Half Past Danger II: Dead to Reichs #5
Writer & Artist: Stephen Mooney
Review by Sean Frankling
You’ll never find a bigger fan of pulpy, two-fisted adventure comics than me. And on the surface of it, that’s exactly what Half Past Danger II: Dead to Reichs is trying to be. It’s World War 2 and the Nazis and Allies are fighting over a Lost World-style cache of living dinosaurs. There are diesel-punk mech suits, ninjas and a supersoldier. Sounds awesome, right?
Unfortunately, that’s exactly why it’s so disappointing that Half Past Danger II ends up being… well, boring. Issues one to four of the Dead to Reichs arc overflowed with clunky, unnecessarily longwinded exposition. That’s confusing, too, given that the plot is exceedingly simple. The Nazis are synthesizing a biological weapon using cell mass from the dinosaurs discovered in Volume One. Our heroes need to get the antidote. They tried to get it. They failed to get it. Now they’re trying to stop the Germans from dispersing the pathogen and winning the war. There. I just saved you four issues worth of not-fighting-dinosaurs.
I think it’s worth taking a moment here to talk about the colossal missed opportunity here. This would be a really cool set-up for a story if it was about the dinosaurs and the war. And yet we inexplicably don’t get to spend five issues exploring the front lines of the world war that time forgot. Instead we’re worrying about the … sneaking around and infiltrating bases with nary a triceratops tank in sight.

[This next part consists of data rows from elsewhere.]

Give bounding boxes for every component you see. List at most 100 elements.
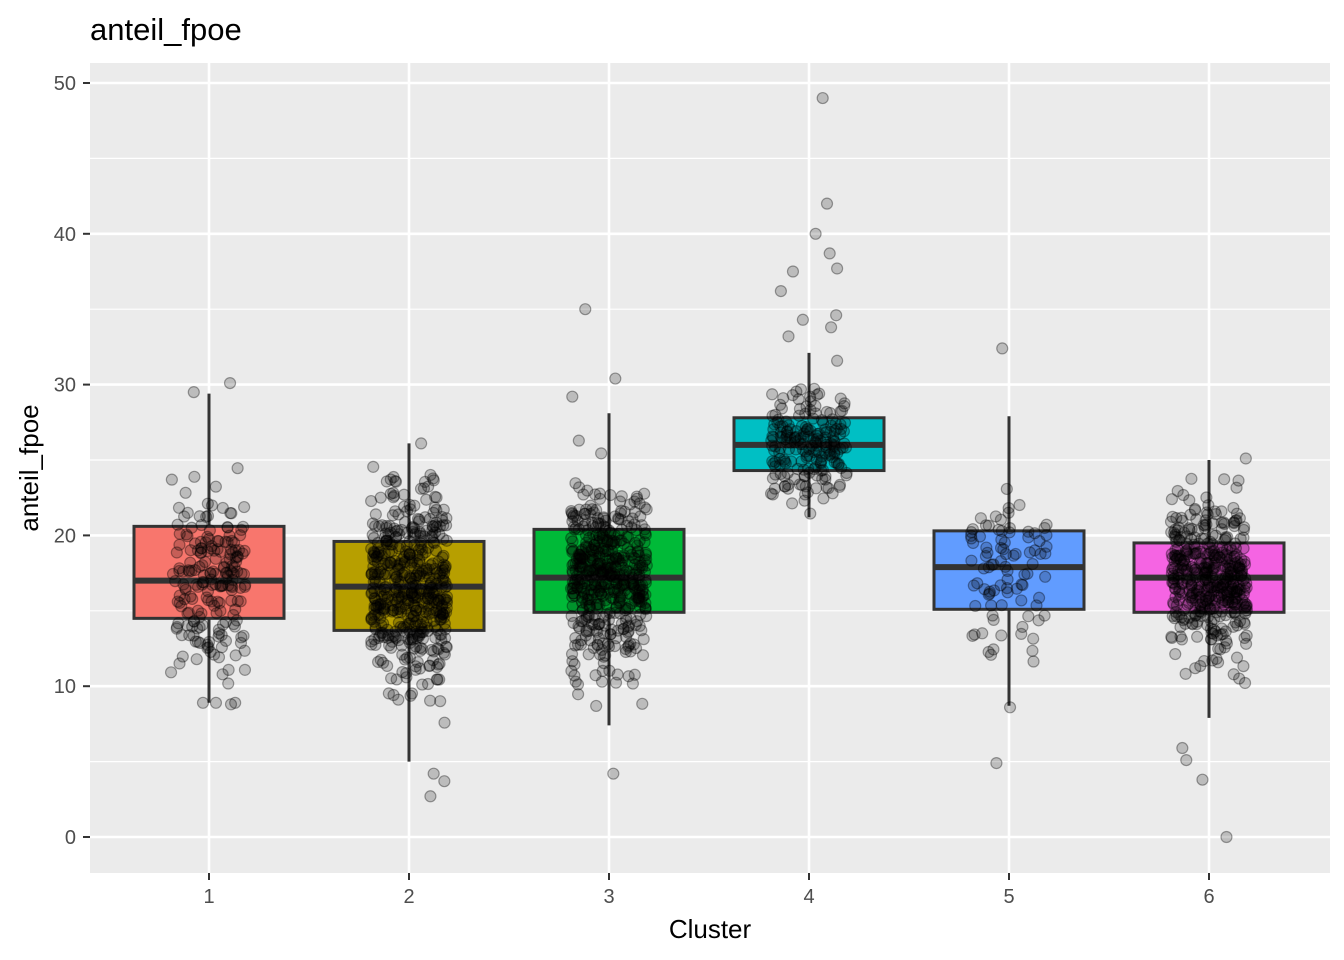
jitter-point [768,418,781,431]
jitter-point [1194,605,1207,618]
jitter-point [608,586,622,599]
jitter-point [414,541,427,554]
jitter-point [617,578,630,592]
jitter-point [225,594,238,607]
jitter-point [1215,553,1228,567]
jitter-point [374,565,387,578]
jitter-point [771,416,784,429]
jitter-point [1224,572,1237,586]
jitter-point [995,524,1008,538]
jitter-point [605,623,618,636]
jitter-point [366,528,379,542]
jitter-point [406,520,419,534]
jitter-point [435,634,448,647]
jitter-point [191,622,204,635]
jitter-point [440,594,453,607]
jitter-point [410,604,423,617]
jitter-point [1177,614,1190,627]
jitter-point [590,534,603,548]
jitter-point [776,419,789,433]
jitter-point [195,607,208,620]
jitter-point [1209,556,1222,569]
jitter-point [599,594,612,607]
jitter-point [1185,522,1198,536]
jitter-point [387,486,400,500]
jitter-point [188,470,201,483]
jitter-point [1190,513,1203,526]
jitter-point [1216,596,1229,609]
jitter-point [638,536,651,549]
jitter-point [610,577,623,590]
jitter-point [1027,632,1040,645]
jitter-point [371,556,384,569]
jitter-point [1214,628,1227,641]
jitter-point [624,612,637,625]
jitter-point [1197,573,1210,586]
jitter-point [404,581,417,594]
jitter-point [368,633,381,646]
jitter-point [1211,629,1224,642]
jitter-point [608,528,621,541]
jitter-point [594,562,607,575]
jitter-point [587,527,600,541]
jitter-point [407,599,420,612]
jitter-point [622,640,635,653]
jitter-point [810,453,823,466]
jitter-point [1206,654,1219,667]
jitter-point [613,607,626,620]
jitter-point [380,567,393,580]
jitter-point [567,544,580,557]
jitter-point [992,523,1005,536]
jitter-point [586,503,599,516]
jitter-point [632,579,645,592]
jitter-point [1185,578,1198,591]
jitter-point [637,589,650,603]
jitter-point [393,557,407,570]
jitter-point [407,610,420,623]
jitter-point [1221,589,1234,602]
jitter-point [203,524,216,537]
jitter-point [830,456,843,470]
jitter-point [606,535,619,548]
jitter-point [439,560,452,573]
jitter-point [630,584,643,597]
jitter-point [823,444,836,457]
jitter-point [1233,615,1247,628]
jitter-point [965,532,978,545]
jitter-point [569,509,583,523]
jitter-point [587,506,600,519]
jitter-point [833,480,846,493]
jitter-point [377,568,390,581]
jitter-point [1212,581,1226,594]
jitter-point [1238,584,1251,597]
jitter-point [840,469,853,482]
jitter-point [830,309,843,322]
jitter-point [1229,542,1242,555]
jitter-point [1186,591,1199,604]
jitter-point [427,474,440,487]
jitter-point [599,578,612,591]
jitter-point [1168,549,1182,562]
jitter-point [1207,549,1220,562]
jitter-point [994,579,1007,592]
jitter-point [572,434,585,447]
jitter-point [1164,515,1178,528]
jitter-point [1188,566,1201,579]
jitter-point [1230,651,1244,664]
jitter-point [390,570,403,583]
jitter-point [370,600,383,613]
jitter-point [388,489,401,502]
jitter-point [375,590,388,603]
jitter-point [612,527,625,541]
jitter-point [593,535,606,549]
jitter-point [427,645,440,658]
jitter-point [217,560,231,573]
jitter-point [811,427,824,441]
jitter-point [573,621,586,635]
jitter-point [378,547,391,560]
jitter-point [618,568,631,581]
jitter-point [574,561,587,574]
jitter-point [804,424,817,437]
jitter-point [1185,579,1198,593]
jitter-point [565,506,578,520]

If you were hoping for that red-blooded human-versus-dino throw down, there’s some good news. Half Past Danger II: Dead to Reichs #5 finally gives us a taste. The bad news is, it really wasn’t worth the wait. For all the potential of the premise, the fight between super strong Captain Americ- uh, sorry. The fight between super strong Captain John Noble and the Nazi T-Rex boils down to an Aliens reference. No, seriously. Noble hops in a Nazi mech suit which he somehow finds necessary despite his brick-wall-shattering enhanced strength (Every little bit helps, I guess). He then fights the machine-gun-decked dinosaur for a few pages until the suit breaks down. And the whole thing ends when the team’s ninja finally gets mad enough to jump up and stab its eyes out – which he apparently could have done at any time. Bit of an anticlimax, that. And it all serves as a distraction. The real hero is Tommy “Irish” Flynn. He gives his life to stop the two planes from dropping the pathogen on England and the US. You know, the exact ending of Captain America.
The art is serviceable: it does a great job of evoking that washed-out 1940s aesthetic. The dinosaurs look authentic enough (albeit inaccurately featherless), and the characters’ expressions are clear when it’s called for. But the action scenes tend to skew more towards unconnected snap-shots of the chaos rather than a consistent flow of action. As a result, it just doesn’t accomplish that critical job of sweeping the audience up in the adventure.
In fact, for all the time they spent on set-up for this climax, the exposition-heavy preceding issues failed set up any kind of ideological or emotional stakes. There is a subplot about Noble having fathered a child with the one-dimensional femme fatale character. In this part, the comic seems to be shooting for some irony in seeing a Captain-America-type hero struggle with the idea of sharing parenthood with a morally dubious bad girl. But like all the rest of its characterizations, the comic never engages this enough to wring any meaning from it.
Skip It. If you’re waiting for the definitive “World War 2 but with dinosaurs” comic, you’re better off petitioning marvel for a Jurassic Park / Howling Commandos crossover. Half Past Danger II: Dead to Reichs isn’t it.